Parenthood

Led by Black Midwives, This Abortion Clinic and Birth Center Is Reimagining Health Care in the South

CHOICES Memphis Center for Reproductive Health is the first nonprofit organization of its kind.

[PHOTO: Bed and tub in a birthing suite]
The three birthing suites have garden views. Courtesy photo

A reproductive health-care center in Memphis is revolutionizing what it means to offer a full spectrum of care.

With the unveiling of a new location in September, CHOICES Memphis Center for Reproductive Health is now the country’s first nonprofit organization to offer both birthing and abortion care, as well as the first birth center in Memphis with midwives as the primary caregivers. Midwives providing birthing care is especially critical in a city like Memphis—while the infant mortality rate decreased between 2005 and 2015, the city’s rate is still higher than the overall infant mortality rate in the United States.

CHOICES traces its roots back to 1974, when the Memphis Center for Reproductive Health opened on the heels of Roe v.
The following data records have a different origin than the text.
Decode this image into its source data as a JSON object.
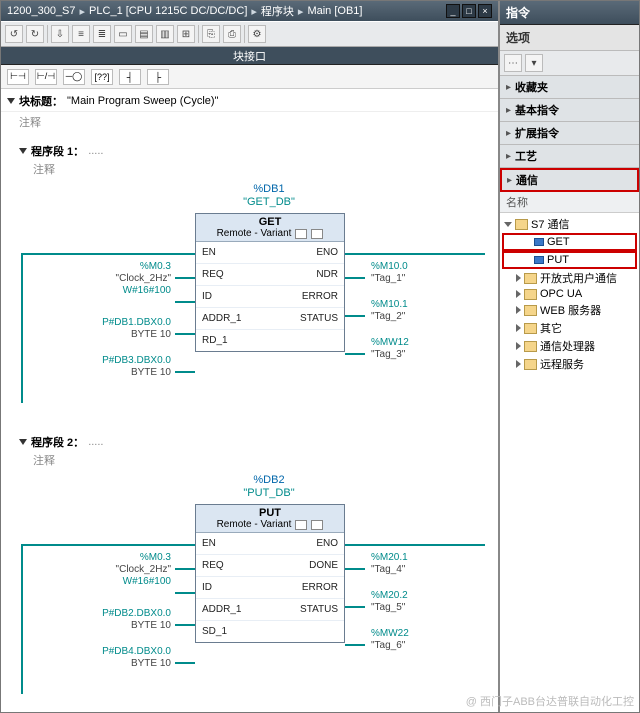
{
  "breadcrumb": [
    "1200_300_S7",
    "PLC_1 [CPU 1215C DC/DC/DC]",
    "程序块",
    "Main [OB1]"
  ],
  "tab_strip": "块接口",
  "block_header": {
    "label": "块标题：",
    "value": "\"Main Program Sweep (Cycle)\"",
    "comment": "注释"
  },
  "networks": [
    {
      "title": "程序段 1：",
      "comment": "注释",
      "db": {
        "id": "%DB1",
        "name": "\"GET_DB\""
      },
      "fb": {
        "name": "GET",
        "subtitle": "Remote  -  Variant",
        "left_ports": [
          "EN",
          "REQ",
          "ID",
          "ADDR_1",
          "RD_1"
        ],
        "right_ports": [
          "ENO",
          "NDR",
          "ERROR",
          "STATUS"
        ]
      },
      "left_params": [
        {
          "addr": "%M0.3",
          "tag": "\"Clock_2Hz\""
        },
        {
          "addr": "W#16#100"
        },
        {
          "addr": "P#DB1.DBX0.0",
          "tag": "BYTE 10"
        },
        {
          "addr": "P#DB3.DBX0.0",
          "tag": "BYTE 10"
        }
      ],
      "right_params": [
        {
          "addr": "%M10.0",
          "tag": "\"Tag_1\""
        },
        {
          "addr": "%M10.1",
          "tag": "\"Tag_2\""
        },
        {
          "addr": "%MW12",
          "tag": "\"Tag_3\""
        }
      ]
    },
    {
      "title": "程序段 2：",
      "comment": "注释",
      "db": {
        "id": "%DB2",
        "name": "\"PUT_DB\""
      },
      "fb": {
        "name": "PUT",
        "subtitle": "Remote  -  Variant",
        "left_ports": [
          "EN",
          "REQ",
          "ID",
          "ADDR_1",
          "SD_1"
        ],
        "right_ports": [
          "ENO",
          "DONE",
          "ERROR",
          "STATUS"
        ]
      },
      "left_params": [
        {
          "addr": "%M0.3",
          "tag": "\"Clock_2Hz\""
        },
        {
          "addr": "W#16#100"
        },
        {
          "addr": "P#DB2.DBX0.0",
          "tag": "BYTE 10"
        },
        {
          "addr": "P#DB4.DBX0.0",
          "tag": "BYTE 10"
        }
      ],
      "right_params": [
        {
          "addr": "%M20.1",
          "tag": "\"Tag_4\""
        },
        {
          "addr": "%M20.2",
          "tag": "\"Tag_5\""
        },
        {
          "addr": "%MW22",
          "tag": "\"Tag_6\""
        }
      ]
    }
  ],
  "side": {
    "title": "指令",
    "options": "选项",
    "groups": [
      "收藏夹",
      "基本指令",
      "扩展指令",
      "工艺",
      "通信"
    ],
    "col_header": "名称",
    "tree": {
      "root": "S7 通信",
      "children": [
        "GET",
        "PUT"
      ],
      "siblings": [
        "开放式用户通信",
        "OPC UA",
        "WEB 服务器",
        "其它",
        "通信处理器",
        "远程服务"
      ]
    }
  },
  "watermark": "@ 西门子ABB台达普联自动化工控"
}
Wade’s watershed Supreme Court decision that made abortion legal. In the ensuing two decades, the center operated as a first-term abortion clinic, and also offered free pregnancy tests and counseling.

Two key personnel hires charted the path to setting the standard for reproductive health services: Rebecca Terrell joined as executive director in 2009 (which also led to rebranding to CHOICES), and Nikia Grayson came on board as a nurse midwife in 2016; Grayson is now the director of perinatal care.

In 2013, talks about expanding the clinic’s location began, and now, around seven years later, the vision has become a reality—and during a pandemic no less.

What sets CHOICES apart is that it views abortion care and birthing in the same framework of a reproductive health journey that includes a pre- and postnatal care, fertility treatment management, teen health services, trans-inclusive health care, and more.

CHOICES operates in a reproductive justice model, “where we center Black and brown families and personalize the care around their needs, regardless of their ability to pay,” Grayson said.

That model is especially critical because CHOICES is the only center for miles that offers some of these health services to a majority of people of color and low-income patients. At least 70 percent of its patients receive Medicaid, Katy Leopard, external affairs director for CHOICES, said.

The new location is now central to major bus routes, which makes it ideal for people who travel from out of state; Leopard noted that patients from Arkansas, Kentucky, Missouri, Mississippi, and Texas have all received care at CHOICES .

The center has more than doubled in size to house three abortion procedure rooms, three birthing suites, examination rooms, and a laboratory. A wellness courtyard brims with foliage; green is the center’s signature building color. An outdoor seating area is located in the middle of the second floor, and the building has entrances in the back with additional parking spaces for patients to enter discreetly; it’s nearly impossible to escape the shadow of anti-choice protesters at any place that provides abortion care—and CHOICES is no different.

[PHOTO: Chairs set up in a bright lobby]
Courtesy photo: Lobby
CHOICES has a resident physician who administers abortions. And because of the rising interest in midwives, particularly during the COVID-19 pandemic, the team of midwives has been expanded.

The new CHOICES opened its doors in September with significant COVID-19 precautions in place. Despite distancing measures such as substituting an in-person grand opening with a virtual tour, the sense of duty to the community persists.

[PHOTO: Exterior of CHOICES building]
Courtesy photo: Exterior of CHOICES
“No one was performing first-term abortions here after ‘73, and there needed to be a lot of educating to be done about both abortion and birth control then,” Leopard said. “Now, wherever there’s a gap, we try and fill it, and it carries on to today.”

“We’ve found that if we give people factual, evidence-based information, people will make the best choices for themselves,” Leopard added.